# Flies !!!



## kw60 (May 12, 2012)

It's portugal , there are flies I know. They drive me crazy , living next to a farm doesn't help much with farmer Giles spreading his muck.
Hubby and have resorted to having fly swatting competitions early evening out on the terrace to see how many we can swat !
What's your best remedy to get rid of the blighters ?
I use the spiral thingys, burn citronella, wiped my table with vinegar, hung bags of water with 5 cent coins in !
Anyone got any more ideas please ?
Kim


----------



## canoeman (Mar 3, 2011)

The standard spiral light bulbs set vertically are very effective in attracting, trapping and killing them  we used the old fashioned sticky papers in shade on verandas, in kitchen we have a commercial fly attractor electric zapper rather than home versions, and little beats a fly swat only problem in our house they *must* match/compliment decor otherwise banned


----------



## travelling-man (Jun 17, 2011)

Raid fly spray works for me. 

We also have one of those blue light fly zappers but find the Raid can much more effective.


----------



## kw60 (May 12, 2012)

RAID works for us too , only problem is that hubby gets overly enthusiastic when he sprays which finds me running outside for air , that stuff is toxic !
Fly swatting is not allowed on any glass surfaces in our house , I hate cleaning the doors and windows !
Kim


----------



## canoeman (Mar 3, 2011)

Ah I bought the Karcher window cleaner because someone moaned about me messing up the nice clean glass


----------



## kw60 (May 12, 2012)

canoeman said:


> Ah I bought the Karcher window cleaner because someone moaned about me messing up the nice clean glass


Great machine CM but who cleans the glass with the karcher after you mess it up ??!!


----------



## canoeman (Mar 3, 2011)

That's not allowed


----------



## izian (Nov 21, 2013)

Love this thread re no swatting on glass haha 

We have a blue light electric thingy in the kitchen and a hand fly swot for those that don't follow the blue light plan. I always win when against flies  .... Mozzies however seem to have the upper hand against me!


----------



## canoeman (Mar 3, 2011)

Plug in's seem to work well with mozzies at night, don't have much of a problem with them though just the odd ones but head straight for O/H rather than me


----------



## siobhanwf (Mar 20, 2009)

Our flies think RAID is FOOD 

and there are fly swatters and fly swatters!!! The more flexible the better

bought one of those cheap electric attractors/zappers ....chucked it in the bin....

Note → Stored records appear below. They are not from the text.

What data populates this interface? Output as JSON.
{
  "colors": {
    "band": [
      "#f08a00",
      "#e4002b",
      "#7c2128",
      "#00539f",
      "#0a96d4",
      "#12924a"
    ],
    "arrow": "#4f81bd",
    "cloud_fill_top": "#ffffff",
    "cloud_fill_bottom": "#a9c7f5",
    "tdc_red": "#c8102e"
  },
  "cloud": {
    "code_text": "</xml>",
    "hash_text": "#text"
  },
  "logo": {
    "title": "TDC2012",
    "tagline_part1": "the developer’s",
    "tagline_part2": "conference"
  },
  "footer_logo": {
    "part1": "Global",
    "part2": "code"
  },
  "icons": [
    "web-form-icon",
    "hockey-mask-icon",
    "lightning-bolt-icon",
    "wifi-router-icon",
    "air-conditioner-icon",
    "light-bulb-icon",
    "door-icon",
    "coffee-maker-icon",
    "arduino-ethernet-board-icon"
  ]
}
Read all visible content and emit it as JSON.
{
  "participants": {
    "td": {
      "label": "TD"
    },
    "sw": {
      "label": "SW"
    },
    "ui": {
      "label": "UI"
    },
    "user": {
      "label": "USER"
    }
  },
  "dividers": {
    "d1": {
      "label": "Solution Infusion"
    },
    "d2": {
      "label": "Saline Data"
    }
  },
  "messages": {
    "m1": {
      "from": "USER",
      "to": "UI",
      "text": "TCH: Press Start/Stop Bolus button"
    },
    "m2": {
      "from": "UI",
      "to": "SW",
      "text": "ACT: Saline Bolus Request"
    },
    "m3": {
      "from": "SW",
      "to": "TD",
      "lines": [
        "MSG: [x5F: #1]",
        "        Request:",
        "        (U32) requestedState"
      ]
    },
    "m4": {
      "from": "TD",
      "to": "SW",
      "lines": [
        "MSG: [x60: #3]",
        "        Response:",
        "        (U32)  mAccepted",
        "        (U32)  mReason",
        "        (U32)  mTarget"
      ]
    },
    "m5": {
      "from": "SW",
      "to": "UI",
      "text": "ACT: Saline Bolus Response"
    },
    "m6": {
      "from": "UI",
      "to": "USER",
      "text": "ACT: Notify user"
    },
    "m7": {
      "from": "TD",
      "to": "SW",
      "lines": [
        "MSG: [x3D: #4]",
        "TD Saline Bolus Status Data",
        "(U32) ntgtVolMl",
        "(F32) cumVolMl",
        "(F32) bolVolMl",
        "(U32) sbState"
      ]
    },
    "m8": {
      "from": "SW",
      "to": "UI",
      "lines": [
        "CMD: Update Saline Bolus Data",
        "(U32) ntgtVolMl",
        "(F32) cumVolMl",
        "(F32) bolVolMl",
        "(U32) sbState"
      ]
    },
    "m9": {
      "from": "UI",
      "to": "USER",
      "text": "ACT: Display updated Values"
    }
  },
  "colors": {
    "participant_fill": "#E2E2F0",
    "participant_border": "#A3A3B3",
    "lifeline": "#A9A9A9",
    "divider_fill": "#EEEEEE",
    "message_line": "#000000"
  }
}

Fly screens on doors and windows help in the house BUT I swear the blighter queue up and piggy back on the dogs to come in.

Thank God for old fashioned fly paper.!!!!


----------



## In 2 bikes (Apr 18, 2013)

I had the can of fly-death aerosol in my hand, with just the right amount of preloaded pressure on the trigger to secure an instant kill. I sat still for what seemed like an eternity, but like all snipers know, patience, patience, patience will deliver the target. I remained utterly still, in my arm chair, beads of sweat forming from the anticipation of a satisfying kill. Taking slow breaths through my slightly open mouth, to enhance the chances of tuning my senses in to the location of the slightest buzz or the feel of a wing beat from my unsuspecting quarry, I pondered over whether I should 'double-tap' the victim with two short bursts or deliver a lengthy nuclear cloud of noxious gas.

Without warning, he arrived in to the kill zone, in to my killing house. Then...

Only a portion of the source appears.